A Virtual Reality Muscle–Computer Interface for Neurorehabilitation in Chronic Stroke: A Pilot Study

• Main Authors: Octavio Marin-Pardo, Christopher M. Laine, Miranda Rennie, Kaori L. Ito, James Finley, Sook-Lei Liew
• Format: Article
• Language: English
• Published: MDPI AG 2020-07-01
• Series: Sensors
• Subjects: biofeedback; stroke; brain–computer interface; neurorehabilitation; corticomuscular coherence; electromyography
• Online Access: https://www.mdpi.com/1424-8220/20/13/3754

Severe impairment of limb movement after stroke can be challenging to address in the chronic stage of stroke (e.g., greater than 6 months post stroke). Recent evidence suggests that physical therapy can still promote meaningful recovery after this stage, but the required high amount of therapy is difficult to deliver within the scope of standard clinical practice. Digital gaming technologies are now being combined with brain–computer interfaces to motivate engaging and frequent exercise and promote neural recovery. However, the complexity and expense of acquiring brain signals has held back widespread utilization of these rehabilitation systems. Furthermore, for people that have residual muscle activity, electromyography (EMG) might be a simpler and equally effective alternative. In this pilot study, we evaluate the feasibility and efficacy of an EMG-based variant of our REINVENT virtual reality (VR) neurofeedback rehabilitation system to increase volitional muscle activity while reducing unintended co-contractions.
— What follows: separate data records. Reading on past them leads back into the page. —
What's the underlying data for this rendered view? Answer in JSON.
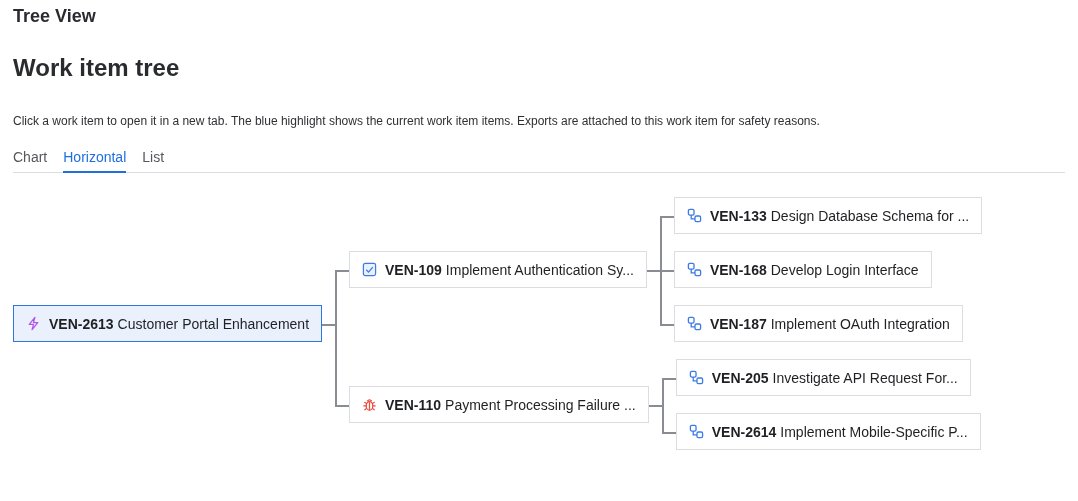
{
  "page_title": "Tree View",
  "heading": "Work item tree",
  "description": "Click a work item to open it in a new tab. The blue highlight shows the current work item items. Exports are attached to this work item for safety reasons.",
  "tabs": [
    {
      "label": "Chart",
      "selected": false
    },
    {
      "label": "Horizontal",
      "selected": true
    },
    {
      "label": "List",
      "selected": false
    }
  ],
  "tree": {
    "kind": "epic",
    "key": "VEN-2613",
    "title": "Customer Portal Enhancement",
    "selected": true,
    "children": [
      {
        "kind": "task",
        "key": "VEN-109",
        "title": "Implement Authentication Sy...",
        "selected": false,
        "children": [
          {
            "kind": "subtask",
            "key": "VEN-133",
            "title": "Design Database Schema for ...",
            "selected": false
          },
          {
            "kind": "subtask",
            "key": "VEN-168",
            "title": "Develop Login Interface",
            "selected": false
          },
          {
            "kind": "subtask",
            "key": "VEN-187",
            "title": "Implement OAuth Integration",
            "selected": false
          }
        ]
      },
      {
        "kind": "bug",
        "key": "VEN-110",
        "title": "Payment Processing Failure ...",
        "selected": false,
        "children": [
          {
            "kind": "subtask",
            "key": "VEN-205",
            "title": "Investigate API Request For...",
            "selected": false
          },
          {
            "kind": "subtask",
            "key": "VEN-2614",
            "title": "Implement Mobile-Specific P...",
            "selected": false
          }
        ]
      }
    ]
  }
}
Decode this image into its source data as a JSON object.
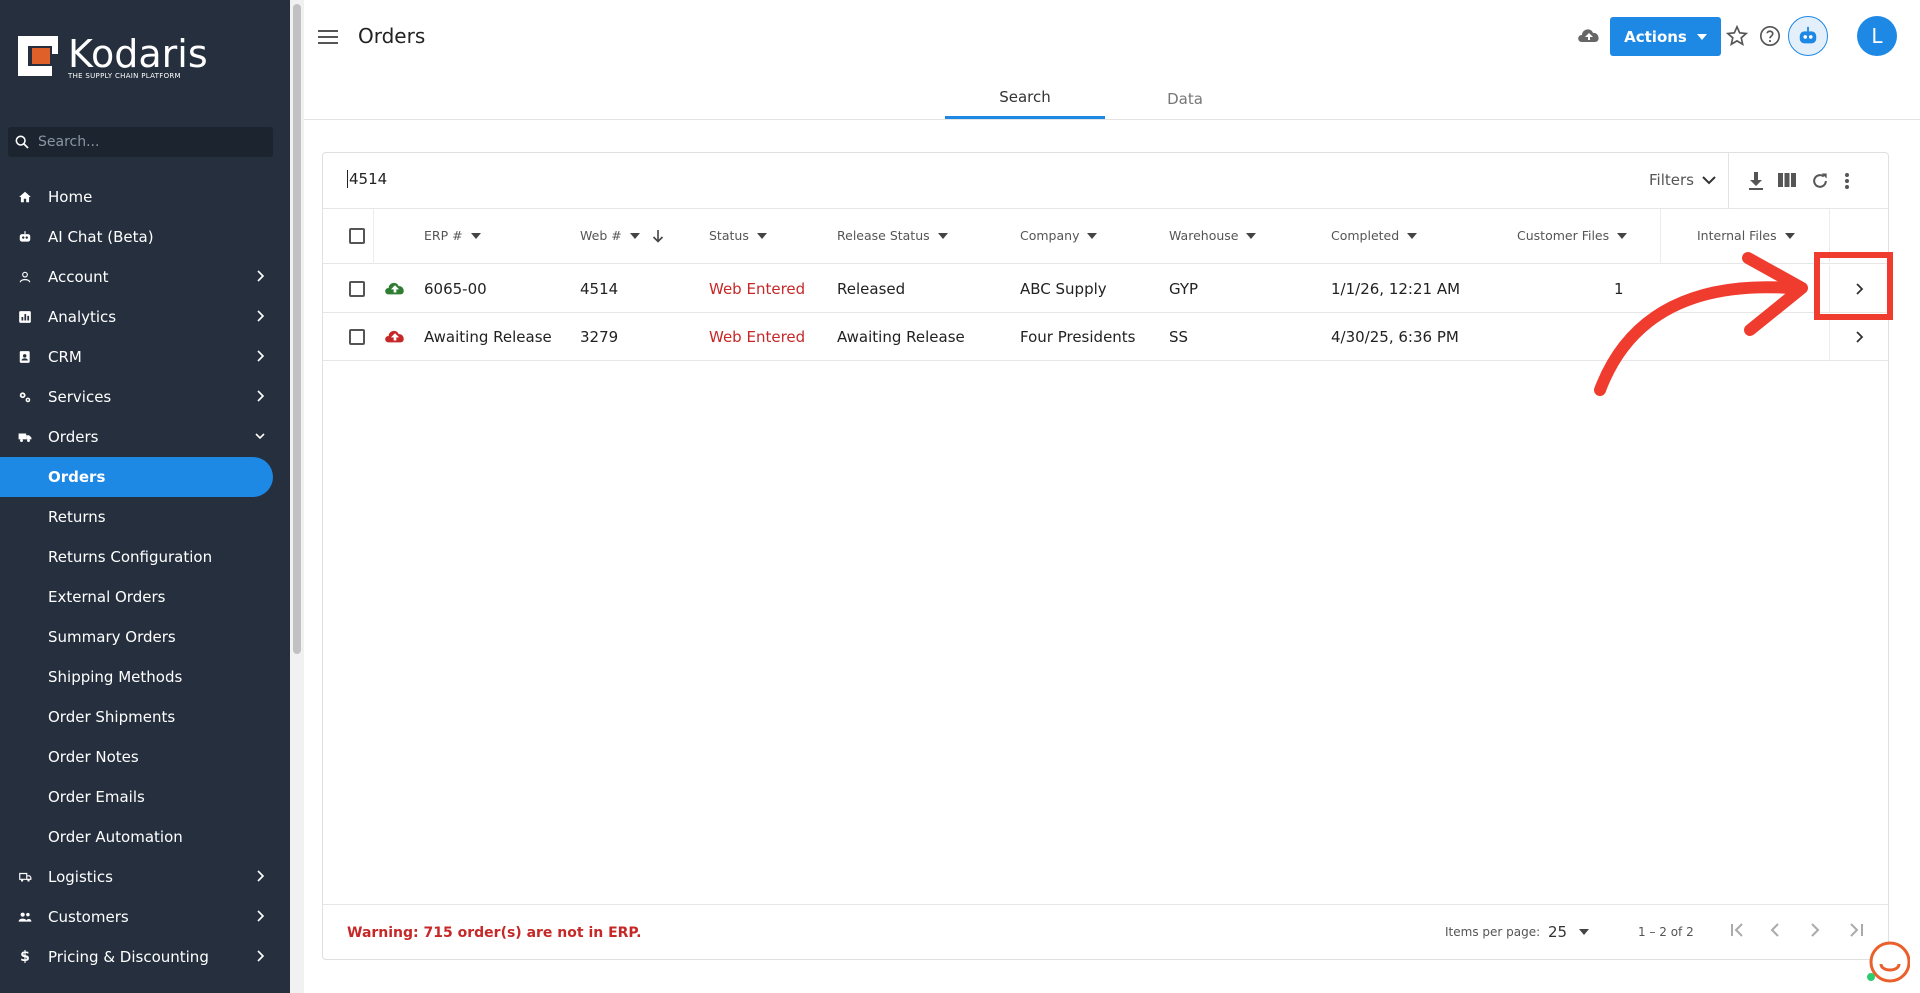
{
  "sidebar": {
    "brand": "Kodaris",
    "tagline": "THE SUPPLY CHAIN PLATFORM",
    "search_placeholder": "Search...",
    "items": [
      {
        "label": "Home",
        "icon": "home-icon",
        "expandable": false
      },
      {
        "label": "AI Chat (Beta)",
        "icon": "robot-icon",
        "expandable": false
      },
      {
        "label": "Account",
        "icon": "person-icon",
        "expandable": true
      },
      {
        "label": "Analytics",
        "icon": "analytics-icon",
        "expandable": true
      },
      {
        "label": "CRM",
        "icon": "contacts-icon",
        "expandable": true
      },
      {
        "label": "Services",
        "icon": "gears-icon",
        "expandable": true
      },
      {
        "label": "Orders",
        "icon": "truck-icon",
        "expandable": true,
        "expanded": true
      }
    ],
    "orders_sub": [
      "Orders",
      "Returns",
      "Returns Configuration",
      "External Orders",
      "Summary Orders",
      "Shipping Methods",
      "Order Shipments",
      "Order Notes",
      "Order Emails",
      "Order Automation"
    ],
    "active_sub": "Orders",
    "items_after": [
      {
        "label": "Logistics",
        "icon": "shipping-icon",
        "expandable": true
      },
      {
        "label": "Customers",
        "icon": "people-icon",
        "expandable": true
      },
      {
        "label": "Pricing & Discounting",
        "icon": "dollar-icon",
        "expandable": true
      }
    ]
  },
  "header": {
    "title": "Orders",
    "actions_label": "Actions",
    "avatar_initial": "L",
    "tabs": [
      "Search",
      "Data"
    ],
    "active_tab": "Search"
  },
  "search": {
    "query": "4514",
    "filters_label": "Filters"
  },
  "table": {
    "columns": [
      "ERP #",
      "Web #",
      "Status",
      "Release Status",
      "Company",
      "Warehouse",
      "Completed",
      "Customer Files",
      "Internal Files"
    ],
    "rows": [
      {
        "upload_status": "uploaded",
        "erp": "6065-00",
        "web": "4514",
        "status": "Web Entered",
        "release_status": "Released",
        "company": "ABC Supply",
        "warehouse": "GYP",
        "completed": "1/1/26, 12:21 AM",
        "customer_files": "1",
        "internal_files": ""
      },
      {
        "upload_status": "not-uploaded",
        "erp": "Awaiting Release",
        "web": "3279",
        "status": "Web Entered",
        "release_status": "Awaiting Release",
        "company": "Four Presidents",
        "warehouse": "SS",
        "completed": "4/30/25, 6:36 PM",
        "customer_files": "",
        "internal_files": ""
      }
    ]
  },
  "footer": {
    "warning": "Warning: 715 order(s) are not in ERP.",
    "items_per_page_label": "Items per page:",
    "items_per_page": "25",
    "range": "1 – 2 of 2"
  },
  "colors": {
    "sidebar_bg": "#252f3d",
    "accent": "#1e88e5",
    "status_red": "#c62828",
    "uploaded_green": "#2e7d32",
    "annotation_red": "#f03c2e"
  }
}
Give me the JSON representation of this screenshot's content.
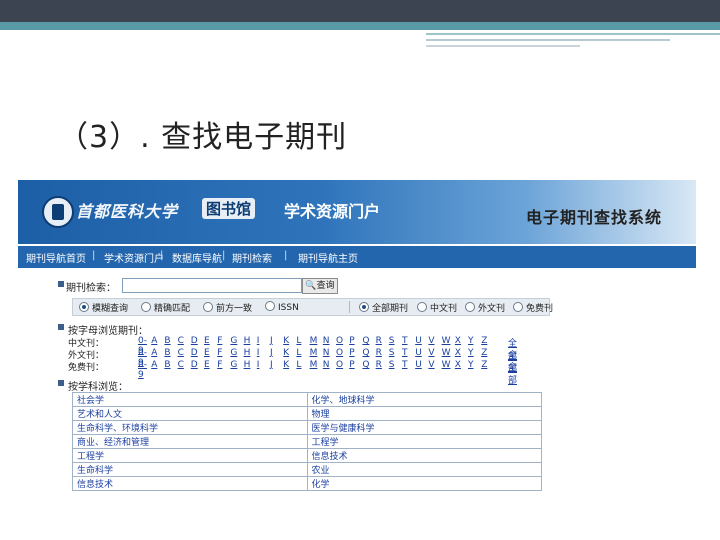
{
  "slide": {
    "title": "（3）. 查找电子期刊"
  },
  "portal": {
    "university": "首都医科大学",
    "library": "图书馆",
    "portal_name": "学术资源门户",
    "system_name": "电子期刊查找系统"
  },
  "nav": {
    "items": [
      "期刊导航首页",
      "学术资源门户",
      "数据库导航",
      "期刊检索",
      "期刊导航主页"
    ]
  },
  "search": {
    "label": "期刊检索：",
    "value": "",
    "button_label": "查询"
  },
  "options": {
    "match": [
      {
        "label": "模糊查询",
        "selected": true
      },
      {
        "label": "精确匹配",
        "selected": false
      },
      {
        "label": "前方一致",
        "selected": false
      },
      {
        "label": "ISSN",
        "selected": false
      }
    ],
    "language": [
      {
        "label": "全部期刊",
        "selected": true
      },
      {
        "label": "中文刊",
        "selected": false
      },
      {
        "label": "外文刊",
        "selected": false
      },
      {
        "label": "免费刊",
        "selected": false
      }
    ]
  },
  "alpha_section": {
    "title": "按字母浏览期刊：",
    "rows": [
      {
        "label": "中文刊：",
        "all": "全部"
      },
      {
        "label": "外文刊：",
        "all": "全部"
      },
      {
        "label": "免费刊：",
        "all": "全部"
      }
    ],
    "letters": [
      "0-9",
      "A",
      "B",
      "C",
      "D",
      "E",
      "F",
      "G",
      "H",
      "I",
      "J",
      "K",
      "L",
      "M",
      "N",
      "O",
      "P",
      "Q",
      "R",
      "S",
      "T",
      "U",
      "V",
      "W",
      "X",
      "Y",
      "Z"
    ]
  },
  "subject_section": {
    "title": "按学科浏览：",
    "rows": [
      [
        "社会学",
        "化学、地球科学"
      ],
      [
        "艺术和人文",
        "物理"
      ],
      [
        "生命科学、环境科学",
        "医学与健康科学"
      ],
      [
        "商业、经济和管理",
        "工程学"
      ],
      [
        "工程学",
        "信息技术"
      ],
      [
        "生命科学",
        "农业"
      ],
      [
        "信息技术",
        "化学"
      ]
    ]
  }
}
We recruited four participants in the chronic stage of stroke recovery, all with severely restricted active wrist movement. They completed seven 1-hour training sessions during which our head-mounted VR system reinforced activation of the wrist extensor muscles without flexor activation. Before and after training, participants underwent a battery of clinical and neuromuscular assessments. We found that training improved scores on standardized clinical assessments, equivalent to those previously reported for brain–computer interfaces. Additionally, training may have induced changes in corticospinal communication, as indexed by an increase in 12–30 Hz corticomuscular coherence and by an improved ability to maintain a constant level of wrist muscle activity. Our data support the feasibility of using muscle–computer interfaces in severe chronic stroke, as well as their potential to promote functional recovery and trigger neural plasticity.